Im Sein als Quantität ist die (qualitative) Bestimmtheit als gleichgültig aufgehoben, oder, die resultierende reine Quantität ist das aufgehobene Fürsichsein, die aufgehobene absolute Qualität, womit Sein und Bestimmtheit in den weiteren qualitativen Bestimmungen auseinanderfallen. Die gewordene innere Einheit des Fürsichseins mit sich selbst ist gleichzeitig Einheit des Aussersichseins und damit als Sein fremd-bestimmt: Das nur Innere ist das nur Äussere in unmittelbarer Einheit.

Die erste Ausfaltung des Begriffs der reinen Quantität ist das Eine und das Viele. In der Logik der Quantität sprechen wir somit nicht mehr von Fürsichsein und Sein für Anderes, sondern von Einheit und Vielheit. Es wird nicht mehr versucht, die Sache oder das ‚Etwas und das Andere‘ durch die Abscheidung von qualitativ Wesentlichem (Sein) und qualitativ Unwesentlichem (Nichts) zu bestimmen, sondern durch Anzahl, Ausmass, Grösse etc., die das ‚Etwas und das Andere‘ in seinem Wesen nicht tangieren. Es ist nicht verschwunden, jedoch als gleich-gültiges Moment der reinen Quantität gesetzt. Damit wird von der Form abstrahiert und das Absolute nur in der ‚Bestimmung von Materie‘ oder Atome gesetzt. Das Reale ist nun gleichgültige Raumerfüllung.

Die unmittelbare einfache Einfaltung (Bestimmtheit oder Negativität) des Begriffs der reinen Quantität ist die Quantität als Quantum oder Zahl.

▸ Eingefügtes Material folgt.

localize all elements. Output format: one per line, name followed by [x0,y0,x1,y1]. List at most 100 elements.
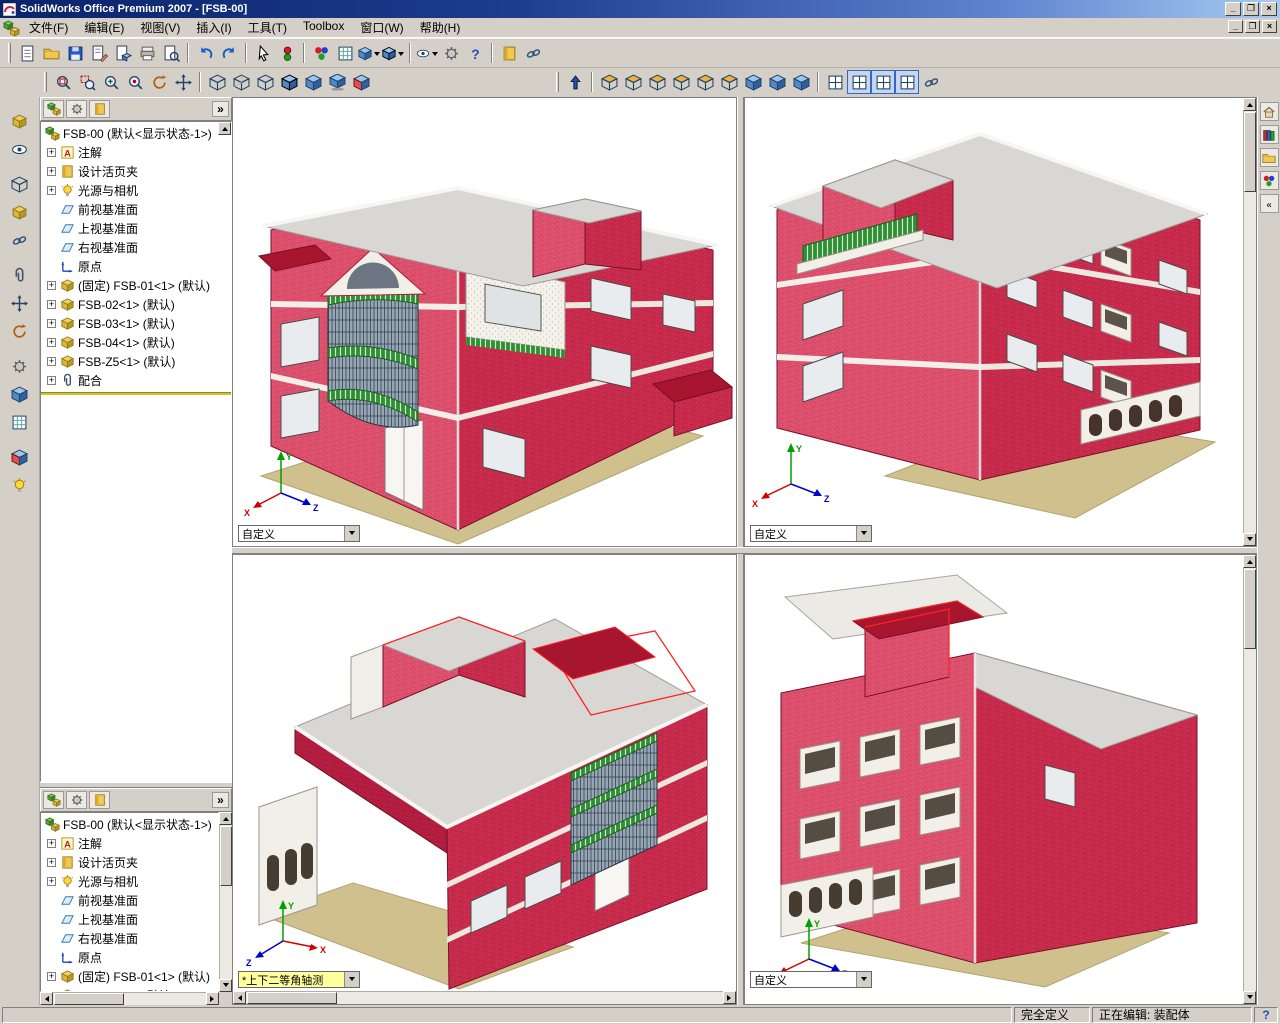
front-view-button[interactable] [597,70,621,94]
menu-tools[interactable]: 工具(T) [240,17,295,38]
hidden-lines-visible-button[interactable] [229,70,253,94]
scroll-right-button[interactable] [723,991,736,1004]
expand-plus-icon[interactable]: + [47,281,56,290]
tree-item-right-plane[interactable]: 右视基准面 [41,929,218,948]
new-document-button[interactable] [15,41,39,65]
trimetric-view-button[interactable] [765,70,789,94]
combo-dropdown-button[interactable] [344,526,359,541]
menu-window[interactable]: 窗口(W) [352,17,411,38]
child-close-button[interactable]: × [1262,20,1277,33]
propertymanager-tab[interactable] [66,791,87,809]
isometric-view-button[interactable] [741,70,765,94]
expand-plus-icon[interactable]: + [47,858,56,867]
tree-item-fsb-01[interactable]: + (固定) FSB-01<1> (默认) [41,967,218,986]
explode-line-sketch-button[interactable] [7,409,33,435]
edit-component-button[interactable] [7,199,33,225]
insert-components-button[interactable] [7,108,33,134]
viewport-top-left[interactable]: Y X Z 自定义 [232,97,737,547]
fsb-building-model[interactable] [769,131,1209,481]
tree-item-origin[interactable]: 原点 [41,257,231,276]
tree-item-design-binder[interactable]: + 设计活页夹 [41,853,218,872]
shaded-button[interactable] [301,70,325,94]
rotate-component-button[interactable] [7,318,33,344]
child-restore-button[interactable]: ❐ [1245,20,1260,33]
tree-scroll-up-button[interactable] [218,122,231,135]
make-assembly-button[interactable] [111,41,135,65]
view-orientation-combo[interactable]: 自定义 [750,525,872,542]
rollback-bar[interactable] [41,392,231,395]
configurationmanager-tab[interactable] [89,100,110,118]
hidden-lines-removed-button[interactable] [253,70,277,94]
display-style-button[interactable] [381,41,405,65]
file-explorer-button[interactable] [1259,148,1279,167]
section-view-button[interactable] [349,70,373,94]
scroll-down-button[interactable] [219,979,232,992]
expand-plus-icon[interactable]: + [47,357,56,366]
propertymanager-tab[interactable] [66,100,87,118]
tree-root-assembly[interactable]: FSB-00 (默认<显示状态-1>) [41,124,231,143]
standard-views-button[interactable] [357,41,381,65]
viewport-bottom-left[interactable]: Y X Z *上下二等角轴测 [232,554,737,1005]
hide-show-components-button[interactable] [7,136,33,162]
tree-item-fsb-01[interactable]: + (固定) FSB-01<1> (默认) [41,276,231,295]
edit-color-button[interactable] [309,41,333,65]
two-view-vertical-button[interactable] [871,70,895,94]
tree-item-front-plane[interactable]: 前视基准面 [41,200,231,219]
tree-item-lights-cameras[interactable]: + 光源与相机 [41,181,231,200]
smart-fasteners-button[interactable] [7,353,33,379]
menu-file[interactable]: 文件(F) [21,17,76,38]
rebuild-button[interactable] [275,41,299,65]
no-external-references-button[interactable] [7,227,33,253]
viewport-splitter-horizontal[interactable] [232,547,1257,554]
expand-panel-button[interactable]: » [212,792,229,808]
select-button[interactable] [251,41,275,65]
tree-item-top-plane[interactable]: 上视基准面 [41,910,218,929]
make-drawing-button[interactable] [87,41,111,65]
menu-view[interactable]: 视图(V) [132,17,188,38]
view-orientation-combo[interactable]: *上下二等角轴测 [238,971,360,988]
featuremanager-tab[interactable] [43,100,64,118]
expand-plus-icon[interactable]: + [47,839,56,848]
pan-button[interactable] [171,70,195,94]
dropdown-arrow-icon[interactable] [374,51,380,59]
tree-item-fsb-z5[interactable]: + FSB-Z5<1> (默认) [41,352,231,371]
menu-insert[interactable]: 插入(I) [188,17,239,38]
expand-plus-icon[interactable]: + [47,972,56,981]
featuremanager-tab[interactable] [43,791,64,809]
tree-item-lights-cameras[interactable]: + 光源与相机 [41,872,218,891]
simulation-button[interactable] [7,472,33,498]
mate-button[interactable] [7,262,33,288]
viewport-top-right[interactable]: Y X Z 自定义 [744,97,1257,547]
viewport-horizontal-scrollbar[interactable] [233,991,736,1004]
design-binder-button[interactable] [497,41,521,65]
exploded-view-button[interactable] [7,381,33,407]
toolbar-grip[interactable] [8,43,11,63]
child-minimize-button[interactable]: _ [1228,20,1243,33]
tree-item-mates[interactable]: + 配合 [41,371,231,390]
tree-item-front-plane[interactable]: 前视基准面 [41,891,218,910]
help-button[interactable]: ? [463,41,487,65]
expand-plus-icon[interactable]: + [47,148,56,157]
tree-item-design-binder[interactable]: + 设计活页夹 [41,162,231,181]
restore-button[interactable]: ❐ [1243,2,1259,16]
menu-edit[interactable]: 编辑(E) [76,17,132,38]
menu-help[interactable]: 帮助(H) [412,17,469,38]
left-view-button[interactable] [645,70,669,94]
tree-item-right-plane[interactable]: 右视基准面 [41,238,231,257]
view-orientation-combo[interactable]: 自定义 [750,971,872,988]
right-view-button[interactable] [669,70,693,94]
wireframe-button[interactable] [205,70,229,94]
zoom-to-selection-button[interactable] [123,70,147,94]
expand-plus-icon[interactable]: + [47,877,56,886]
move-component-button[interactable] [7,290,33,316]
tree-root-assembly[interactable]: FSB-00 (默认<显示状态-1>) [41,815,218,834]
view-palette-button[interactable] [1259,171,1279,190]
zoom-in-out-button[interactable] [99,70,123,94]
top-view-button[interactable] [693,70,717,94]
viewport-bottom-right[interactable]: Y X Z 自定义 [744,554,1257,1005]
scroll-left-button[interactable] [40,992,53,1005]
scroll-down-button[interactable] [1243,991,1256,1004]
link-views-button[interactable] [919,70,943,94]
scroll-right-button[interactable] [206,992,219,1005]
collapse-task-pane-button[interactable]: « [1259,194,1279,213]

In der Zahl wird das Negative des Einen (das Viele) zur Grenze, die im Einen enthalten ist, nicht wie in der Logik der Qualität und ihrer Spezifizierung im Fürsichsein, wo das Andere verloren geht. Allerdings ist dies eben nur dadurch möglich, dass das ‚Etwas und Andere’ im Fürsichsein zum gleich-gültigen Moment herabgesetzt wurde, d.h. durch Abstraktion.

Die Zahl enthält sowohl die Anzahl als diskrete Eins, d.h. Vielheit (früher Repulsion), als auch die Einheit als kontinuierliches Zusammen von Vielem (früher Attraktion). Dies eröffnet die Möglichkeit neuer Ausfaltungen des Begriffs im quantitativen Verhältnis – der Grad und das Mass.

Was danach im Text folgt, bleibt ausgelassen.